A Penn first-year co-founded the Altrui Foundation, which has helped facilitate the distribution of $15,000,000 worth of unused medication to underserved communities in just four months.
The Altrui Foundation transfers unused medications from manufacturers to charitable organizations so they do not become wasted. The organization was founded by Wharton first-year Sourish Jasti, senior at St. Paul’s School in Concord, N.H. Shreya Kavuru, and St. Paul’s School junior Rahul Kavuru.
After hearing from an executive in the pharmaceutical industry about the problem of manufacturers destroying billions of dollars worth of unused medications each year and the large underserved community in need of medication, Jasti said the team was inspired to take on this project.
The Altrui team is working with companies including Rising Pharmaceuticals and Ingenus Pharmaceuticals to redistribute unused medications that they manufacture through charity organizations.

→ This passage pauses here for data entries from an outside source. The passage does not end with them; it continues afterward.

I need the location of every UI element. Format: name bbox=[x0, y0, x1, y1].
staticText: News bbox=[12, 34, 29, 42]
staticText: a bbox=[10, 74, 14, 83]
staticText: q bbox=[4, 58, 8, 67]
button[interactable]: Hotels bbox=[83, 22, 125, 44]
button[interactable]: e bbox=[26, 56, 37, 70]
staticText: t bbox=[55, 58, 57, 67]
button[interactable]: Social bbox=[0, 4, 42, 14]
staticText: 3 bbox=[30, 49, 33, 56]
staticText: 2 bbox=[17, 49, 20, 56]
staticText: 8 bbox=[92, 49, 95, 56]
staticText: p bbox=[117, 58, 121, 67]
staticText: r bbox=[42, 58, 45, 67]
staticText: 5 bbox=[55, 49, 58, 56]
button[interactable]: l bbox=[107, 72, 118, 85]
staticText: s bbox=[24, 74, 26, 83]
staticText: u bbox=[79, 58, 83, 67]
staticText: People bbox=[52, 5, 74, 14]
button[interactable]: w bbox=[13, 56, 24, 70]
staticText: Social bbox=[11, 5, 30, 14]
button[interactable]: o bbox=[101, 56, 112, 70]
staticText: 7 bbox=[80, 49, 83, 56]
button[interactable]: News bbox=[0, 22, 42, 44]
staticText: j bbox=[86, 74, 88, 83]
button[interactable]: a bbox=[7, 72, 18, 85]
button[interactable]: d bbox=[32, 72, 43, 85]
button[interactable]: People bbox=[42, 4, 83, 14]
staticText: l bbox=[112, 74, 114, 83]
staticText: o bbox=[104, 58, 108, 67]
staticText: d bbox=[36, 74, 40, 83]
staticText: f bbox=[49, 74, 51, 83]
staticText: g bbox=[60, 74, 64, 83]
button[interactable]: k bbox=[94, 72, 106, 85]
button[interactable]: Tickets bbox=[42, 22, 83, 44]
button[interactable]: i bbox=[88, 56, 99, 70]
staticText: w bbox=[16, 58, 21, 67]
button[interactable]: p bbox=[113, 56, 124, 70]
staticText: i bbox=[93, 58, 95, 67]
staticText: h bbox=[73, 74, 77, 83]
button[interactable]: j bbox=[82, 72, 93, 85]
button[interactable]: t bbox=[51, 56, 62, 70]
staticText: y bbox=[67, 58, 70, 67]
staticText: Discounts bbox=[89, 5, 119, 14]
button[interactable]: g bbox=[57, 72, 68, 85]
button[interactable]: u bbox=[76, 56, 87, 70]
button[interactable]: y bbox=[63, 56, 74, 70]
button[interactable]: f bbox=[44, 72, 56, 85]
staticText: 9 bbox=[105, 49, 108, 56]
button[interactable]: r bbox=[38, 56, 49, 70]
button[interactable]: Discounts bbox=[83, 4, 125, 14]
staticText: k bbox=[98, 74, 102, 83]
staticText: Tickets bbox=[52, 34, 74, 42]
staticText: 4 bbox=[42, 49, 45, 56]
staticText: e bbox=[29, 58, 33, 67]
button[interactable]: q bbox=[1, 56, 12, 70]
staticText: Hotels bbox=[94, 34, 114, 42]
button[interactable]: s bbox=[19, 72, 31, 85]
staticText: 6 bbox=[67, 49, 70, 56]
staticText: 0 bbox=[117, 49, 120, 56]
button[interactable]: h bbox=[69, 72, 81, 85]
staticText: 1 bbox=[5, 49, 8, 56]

The foundation works with charities to help these underserved communities both domestically and internationally. One organization is Kingsway Charities, a Christian charity that supplies medicines all over the world.
“They have mission trips that they plan out,” Jasti said. “They are able to take certain amounts of medicine to the doctors that go on the mission trips and go to these places and supply it there.”
While the medications that Altrui facilitates are unable to be sold at pharmacies like CVS, they are usable and unexpired medications that help communities, such as the uninsured, and communities after natural disasters, Jasti said.
In addition to preventing the destruction of usable medications, the Altrui Foundation also has a sector called Altrui Education that helps mentor high school students applying to college. Altrui Education’s mentorship program hopes to break “the systematic systemic barriers that contribute to the cyclic nature of poverty, violence, and addiction,” according to its website.
The team said their organization is unique because most of their mentors are students who recently applied to or started college.
“It gives a different perspective than a counselor or a parent,” said Princeton University first-year and Altrui Education Manager Maxime Lahlou. “It is someone who just applied and can relate to the stress of applying.”
The Altrui founders believe that the youth of their team across both the medical and educational sectors is an asset. Engineering first-year and Altrui member Justin Zhang said he believes their youth has added to the success of the venture.
“We are inspired and passionate about what we do,” Zhang said. “We are really committed to this initiative going far. This is not a short term kind of spiel that will end when COVID-19 ends. We plan on continuing for years to come. I think having that motivation and commitment helps the organization run.”
These students also solicit advice form Wharton’s Management Club’s Applied Management Program and the Altrui Foundation’s Advisory Board.
Gopichand Katragadda, a member of the Altrui Advisory Board and CEO of artificial intelligence technology startup Myelin Foundry, said he is impressed by the foundation and enjoys his advisory role.
“I am very happy that the team has come together in this manner to contribute to society,” Katragadda said. “They could pick a huge money-making opportunity. [But they] are doing all that they do free of cost with a passion to serve humanity. I think there should be more such organizations, and I am happy to be a part of this.”
Moving forward, the foundation hopes to serve as the link between more charities and pharmaceutical companies with leftover medication.
First-year student at New Jersey Medical School and Altrui member Swathi Pavuluri said she has learned much from the experience of being on the Altrui medical team and admires the younger people she is able to work with.
“I am really grateful to be a part of this. I hoped that I would be a part of something like this in the future, but as a med school first year student I am able to be a part of something that is making such a profound impact on both a medical level, which I am professionally interested in, and on a social level," Pavuluri said.